Title: Role of Joll’s Triangle, Beahr’s Triangle, Area of Concern and A proposed “Unified Area of Danger” for Safe Thyroidectomy

Authors: Sharma Shweta, Rout Tapas Kumar, Patro Sithun Kumar

 DOI: https://dx.doi.org/10.18535/jmscr/v8i5.84

Abstract

 

Introduction: Surgeons take in to consideration various triangles so as to ensure safe thyroidectomy with precision and minimal morbidity. These triangles and area of concern have their own advantages and disadvantages over each other. In order to have a inclusive and conclusive approach, mitigating maximum risk factors of thyroidectomy, a proposed Unified Area of Danger (UAD) provide ease and comfort to the surgeon for safe thyroidectomy. A study was carried out to assess the usefulness of the triangles described in relation to thyroidectomy.

Material and Method: It was observational study and data collected from Endocrine/ General/Onco-Surgeons/ENT surgeons. A Questionnaire was designed, which included 8 statement questions, to verify the awareness about the triangles and their utility amongst the surgeons and also the ease of understanding unified area of danger and its usefulness. Out of 80responses, responses by 65 surgeons were included in the study.

Results: Although 63 surgeons were aware of Jolls triangle and Beahrs triangle only 34 surgeons had utilised them which is 52.30%.

Out of 62 surgeons who were aware of triangle of Concern only 35 had utilised it to protect RLN and to prevent bleeding which is 53.80%.

In UAD the inferior Parathyroid glands and superior parathyroid glands were found in 67.70% and 90.80% of cases respectively and recurrent laryngeal nerve in 95.40% of cases. External branch of Superior laryngeal nerve is not found in this area.
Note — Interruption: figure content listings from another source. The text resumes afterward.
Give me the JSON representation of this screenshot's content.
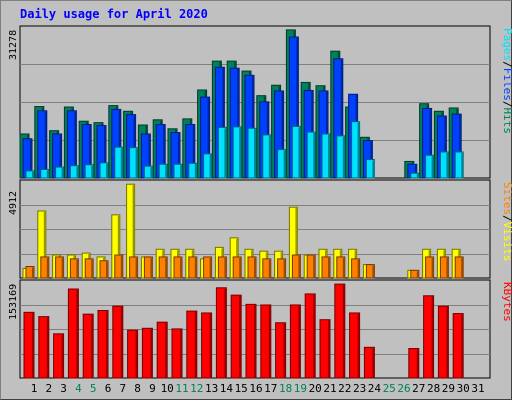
{
  "title": "Daily usage for April 2020",
  "colors": {
    "background": "#c0c0c0",
    "plot_bg": "#c0c0c0",
    "grid": "#808080",
    "hits": "#00805c",
    "files": "#0040ff",
    "pages": "#00e0ff",
    "visits": "#ffff00",
    "sites": "#ff8000",
    "kbytes": "#ff0000",
    "day_label": "#000000",
    "weekend_label": "#00805c",
    "title": "#0000ff"
  },
  "chart_data": [
    {
      "type": "bar",
      "panel": "hits-files-pages",
      "axis_max_label": "31278",
      "ylim": [
        0,
        31278
      ],
      "legend": [
        {
          "label": "Pages",
          "color": "#00e0ff"
        },
        {
          "label": "/",
          "color": "#000000"
        },
        {
          "label": "Files",
          "color": "#0040ff"
        },
        {
          "label": "/",
          "color": "#000000"
        },
        {
          "label": "Hits",
          "color": "#00805c"
        }
      ],
      "series": [
        {
          "name": "Hits",
          "values": [
            9300,
            15100,
            10000,
            15000,
            12000,
            11700,
            15300,
            14100,
            11200,
            12300,
            10400,
            12500,
            18600,
            24700,
            24700,
            22600,
            17400,
            19600,
            31300,
            20200,
            19500,
            26800,
            15000,
            8600,
            0,
            0,
            3500,
            15700,
            14100,
            14800,
            0
          ]
        },
        {
          "name": "Files",
          "values": [
            8300,
            14200,
            9300,
            14200,
            11300,
            11100,
            14500,
            13400,
            9300,
            11300,
            9600,
            11300,
            17100,
            23400,
            23200,
            21700,
            16100,
            18400,
            29800,
            18500,
            18400,
            25200,
            17700,
            7900,
            0,
            0,
            2900,
            14700,
            13100,
            13500,
            0
          ]
        },
        {
          "name": "Pages",
          "values": [
            1500,
            1800,
            2300,
            2600,
            2800,
            3200,
            6500,
            6400,
            2500,
            2900,
            2900,
            3100,
            5100,
            10700,
            10800,
            10500,
            9100,
            6000,
            10900,
            9700,
            9300,
            8900,
            11900,
            3900,
            0,
            0,
            1000,
            4800,
            5500,
            5500,
            0
          ]
        }
      ]
    },
    {
      "type": "bar",
      "panel": "visits-sites",
      "axis_max_label": "4912",
      "ylim": [
        0,
        4912
      ],
      "legend": [
        {
          "label": "Sites",
          "color": "#ff8000"
        },
        {
          "label": "/",
          "color": "#000000"
        },
        {
          "label": "Visits",
          "color": "#ffff00"
        }
      ],
      "series": [
        {
          "name": "Visits",
          "values": [
            500,
            3500,
            1200,
            1200,
            1300,
            1100,
            3300,
            4900,
            1100,
            1500,
            1500,
            1500,
            1000,
            1600,
            2100,
            1500,
            1400,
            1400,
            3700,
            1200,
            1500,
            1500,
            1500,
            700,
            0,
            0,
            400,
            1500,
            1500,
            1500,
            0
          ]
        },
        {
          "name": "Sites",
          "values": [
            600,
            1100,
            1100,
            1000,
            1000,
            900,
            1200,
            1100,
            1100,
            1100,
            1100,
            1100,
            1100,
            1100,
            1100,
            1100,
            1000,
            1000,
            1200,
            1200,
            1100,
            1100,
            1000,
            700,
            0,
            0,
            400,
            1100,
            1100,
            1100,
            0
          ]
        }
      ]
    },
    {
      "type": "bar",
      "panel": "kbytes",
      "axis_max_label": "153169",
      "ylim": [
        0,
        153169
      ],
      "legend": [
        {
          "label": "KBytes",
          "color": "#ff0000"
        }
      ],
      "series": [
        {
          "name": "KBytes",
          "values": [
            107000,
            100000,
            72000,
            145000,
            104000,
            110000,
            117000,
            78000,
            81000,
            91000,
            80000,
            109000,
            106000,
            147000,
            135000,
            120000,
            119000,
            90000,
            119000,
            137000,
            95000,
            153000,
            106000,
            50000,
            0,
            0,
            48000,
            134000,
            117000,
            105000,
            0
          ]
        }
      ]
    }
  ],
  "x_axis": {
    "days": [
      "1",
      "2",
      "3",
      "4",
      "5",
      "6",
      "7",
      "8",
      "9",
      "10",
      "11",
      "12",
      "13",
      "14",
      "15",
      "16",
      "17",
      "18",
      "19",
      "20",
      "21",
      "22",
      "23",
      "24",
      "25",
      "26",
      "27",
      "28",
      "29",
      "30",
      "31"
    ],
    "weekend_days": [
      4,
      5,
      11,
      12,
      18,
      19,
      25,
      26
    ]
  }
}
Discussions: Surgeons are aware about the triangles. First assistants have shown less awareness about the triangles which may be termed as unsatisfactory. All the surgeons who took part in the present study understood the UAD with great ease and found it to be comprehensive or total and much easier to remember during the procedure.

Conclusion: Unified Area of Danger encompasses all the danger zones and is easier to follow during the procedure by operating surgeons and assistant  surgeon.